The police, part of the Justice Ministry in Norway and frustrated by the lack of cooperation with their investigation, have sent a letter to the Americans through their Norwegian attorney demanding an answer. Not only do the police want to know what the SDU staff actually has done but there also have been issues of whether their income was properly reported to tax authorities in Norway. It also remains unclear whether surveillance has continued.

“We have told them (the US officials) that we now want a clear answer on whether they will release these persons from the confidentiality obligations they claim they have in regards to their employer,” prosecutor Jørn Maurud told NRK.

Will go to court
Asked what will happen if they’re not released, Maurud said the SDU employees will be called in for police questioning regardless. “Then they can tell the police whether they want to explain themselves or not,” Maurud said. “If not, we will take the issue into court.”

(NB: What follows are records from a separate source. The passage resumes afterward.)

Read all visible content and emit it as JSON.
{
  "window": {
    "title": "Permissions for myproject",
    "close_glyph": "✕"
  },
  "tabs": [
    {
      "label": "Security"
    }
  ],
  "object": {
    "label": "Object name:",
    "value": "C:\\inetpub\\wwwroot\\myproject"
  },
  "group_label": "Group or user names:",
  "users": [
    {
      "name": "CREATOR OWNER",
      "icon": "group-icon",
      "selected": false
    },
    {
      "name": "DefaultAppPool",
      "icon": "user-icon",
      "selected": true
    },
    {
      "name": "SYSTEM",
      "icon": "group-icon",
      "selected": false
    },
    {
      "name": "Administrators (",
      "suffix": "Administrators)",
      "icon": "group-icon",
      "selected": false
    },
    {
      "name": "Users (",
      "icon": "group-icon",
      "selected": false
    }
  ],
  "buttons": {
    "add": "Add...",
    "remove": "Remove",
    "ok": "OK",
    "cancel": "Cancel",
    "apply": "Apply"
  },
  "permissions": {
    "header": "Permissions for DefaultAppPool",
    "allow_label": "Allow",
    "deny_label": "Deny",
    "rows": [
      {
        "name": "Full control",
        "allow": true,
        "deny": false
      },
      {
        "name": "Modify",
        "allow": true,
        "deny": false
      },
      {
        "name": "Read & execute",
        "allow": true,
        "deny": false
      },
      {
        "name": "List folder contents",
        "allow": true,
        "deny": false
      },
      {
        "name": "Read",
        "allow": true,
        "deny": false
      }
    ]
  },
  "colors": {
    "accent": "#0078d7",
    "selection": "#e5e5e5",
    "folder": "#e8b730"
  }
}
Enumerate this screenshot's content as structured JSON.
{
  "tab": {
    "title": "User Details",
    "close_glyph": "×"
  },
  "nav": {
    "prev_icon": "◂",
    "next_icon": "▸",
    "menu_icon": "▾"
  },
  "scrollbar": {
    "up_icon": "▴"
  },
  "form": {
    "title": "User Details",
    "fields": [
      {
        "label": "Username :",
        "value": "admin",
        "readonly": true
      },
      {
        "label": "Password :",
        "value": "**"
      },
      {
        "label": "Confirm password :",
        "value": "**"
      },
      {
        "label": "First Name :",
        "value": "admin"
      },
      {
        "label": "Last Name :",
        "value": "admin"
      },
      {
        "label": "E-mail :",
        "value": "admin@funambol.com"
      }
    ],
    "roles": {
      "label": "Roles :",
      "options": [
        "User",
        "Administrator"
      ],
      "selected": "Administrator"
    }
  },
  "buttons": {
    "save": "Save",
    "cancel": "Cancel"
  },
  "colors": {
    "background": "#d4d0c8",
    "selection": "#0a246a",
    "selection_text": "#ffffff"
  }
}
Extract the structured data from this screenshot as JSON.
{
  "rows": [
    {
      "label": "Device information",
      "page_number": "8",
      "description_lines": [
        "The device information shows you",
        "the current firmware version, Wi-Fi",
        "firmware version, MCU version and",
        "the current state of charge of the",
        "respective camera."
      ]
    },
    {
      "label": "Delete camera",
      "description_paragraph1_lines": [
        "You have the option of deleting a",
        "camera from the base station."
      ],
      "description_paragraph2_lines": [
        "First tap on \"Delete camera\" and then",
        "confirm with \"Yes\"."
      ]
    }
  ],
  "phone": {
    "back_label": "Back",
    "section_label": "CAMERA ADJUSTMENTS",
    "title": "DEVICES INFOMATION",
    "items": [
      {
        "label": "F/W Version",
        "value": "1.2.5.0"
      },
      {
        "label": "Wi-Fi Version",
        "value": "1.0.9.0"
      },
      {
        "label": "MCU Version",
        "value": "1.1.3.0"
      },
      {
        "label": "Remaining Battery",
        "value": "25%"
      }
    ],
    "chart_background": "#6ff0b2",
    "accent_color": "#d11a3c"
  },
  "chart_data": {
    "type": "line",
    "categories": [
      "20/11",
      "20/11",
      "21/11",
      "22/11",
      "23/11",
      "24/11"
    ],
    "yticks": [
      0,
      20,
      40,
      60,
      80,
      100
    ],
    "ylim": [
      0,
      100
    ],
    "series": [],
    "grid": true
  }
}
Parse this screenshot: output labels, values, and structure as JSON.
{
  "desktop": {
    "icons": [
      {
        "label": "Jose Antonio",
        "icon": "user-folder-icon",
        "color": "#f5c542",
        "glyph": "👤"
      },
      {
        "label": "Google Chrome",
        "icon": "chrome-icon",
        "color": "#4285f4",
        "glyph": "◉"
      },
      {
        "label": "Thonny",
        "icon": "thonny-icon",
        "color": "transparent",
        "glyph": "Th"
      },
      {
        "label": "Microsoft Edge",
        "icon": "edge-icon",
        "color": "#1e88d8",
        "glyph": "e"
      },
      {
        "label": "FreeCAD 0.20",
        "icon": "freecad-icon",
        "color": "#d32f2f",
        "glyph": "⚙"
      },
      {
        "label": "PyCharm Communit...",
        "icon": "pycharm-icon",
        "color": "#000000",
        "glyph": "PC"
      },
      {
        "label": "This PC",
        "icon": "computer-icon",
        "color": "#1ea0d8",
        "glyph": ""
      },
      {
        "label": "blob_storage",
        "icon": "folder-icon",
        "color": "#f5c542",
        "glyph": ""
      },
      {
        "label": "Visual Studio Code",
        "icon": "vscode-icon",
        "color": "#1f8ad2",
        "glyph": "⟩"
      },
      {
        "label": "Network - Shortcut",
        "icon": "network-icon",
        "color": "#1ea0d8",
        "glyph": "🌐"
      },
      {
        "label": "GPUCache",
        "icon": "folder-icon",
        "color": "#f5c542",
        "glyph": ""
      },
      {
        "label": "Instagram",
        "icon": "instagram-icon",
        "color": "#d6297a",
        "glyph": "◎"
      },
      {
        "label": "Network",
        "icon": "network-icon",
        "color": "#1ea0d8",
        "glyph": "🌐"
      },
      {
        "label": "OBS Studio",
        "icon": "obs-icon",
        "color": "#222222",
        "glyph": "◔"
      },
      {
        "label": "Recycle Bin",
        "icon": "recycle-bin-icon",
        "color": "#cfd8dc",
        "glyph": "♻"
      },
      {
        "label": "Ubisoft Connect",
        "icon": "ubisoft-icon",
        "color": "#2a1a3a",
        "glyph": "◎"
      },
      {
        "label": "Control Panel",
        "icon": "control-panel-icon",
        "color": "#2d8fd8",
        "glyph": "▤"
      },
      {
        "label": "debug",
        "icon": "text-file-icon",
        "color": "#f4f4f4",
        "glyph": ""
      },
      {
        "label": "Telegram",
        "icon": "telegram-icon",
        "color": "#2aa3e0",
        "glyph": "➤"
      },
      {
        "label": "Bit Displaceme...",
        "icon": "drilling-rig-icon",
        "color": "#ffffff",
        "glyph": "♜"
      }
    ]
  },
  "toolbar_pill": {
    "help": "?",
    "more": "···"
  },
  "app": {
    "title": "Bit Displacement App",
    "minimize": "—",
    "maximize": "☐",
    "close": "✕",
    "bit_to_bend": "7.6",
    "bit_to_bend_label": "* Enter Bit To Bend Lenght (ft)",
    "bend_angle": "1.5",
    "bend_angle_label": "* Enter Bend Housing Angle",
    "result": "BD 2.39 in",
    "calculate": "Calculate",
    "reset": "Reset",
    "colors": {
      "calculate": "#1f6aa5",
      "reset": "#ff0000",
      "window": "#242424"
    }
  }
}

Maurud told NRK that police have had a “decent dialogue” with US Embassy staff, “but we are dependent on being able to clear up this case, and therefore feel we can’t wait any longer. That’s the background for the letter.”

The letter was sent to Norwegian lawyer Arne Gunnar Aas, who is representing the US government in the surveillance case. Aas told NRK the confidentiality clause raises several questions of principle and they’re still waiting for an answer from Washington. He said he couldn’t say why it was taking so long to get the answer.

The police and public prosecutor aren’t the only ones losing patience with US officials. Anders Werp, a spokesman for Norway’s Conservative Party on justice-related issues, told newspaper Dagsavisen that it’s “high time” the police be allowed to question those involved in the surveillance.

“The case has sparked a lot of attention and raised many questions,” Werp told Dagsavisen. “It’s therefore important that we get to the bottom of this. My advice to the US Embassy is that it contribute to finding a solution here soon.”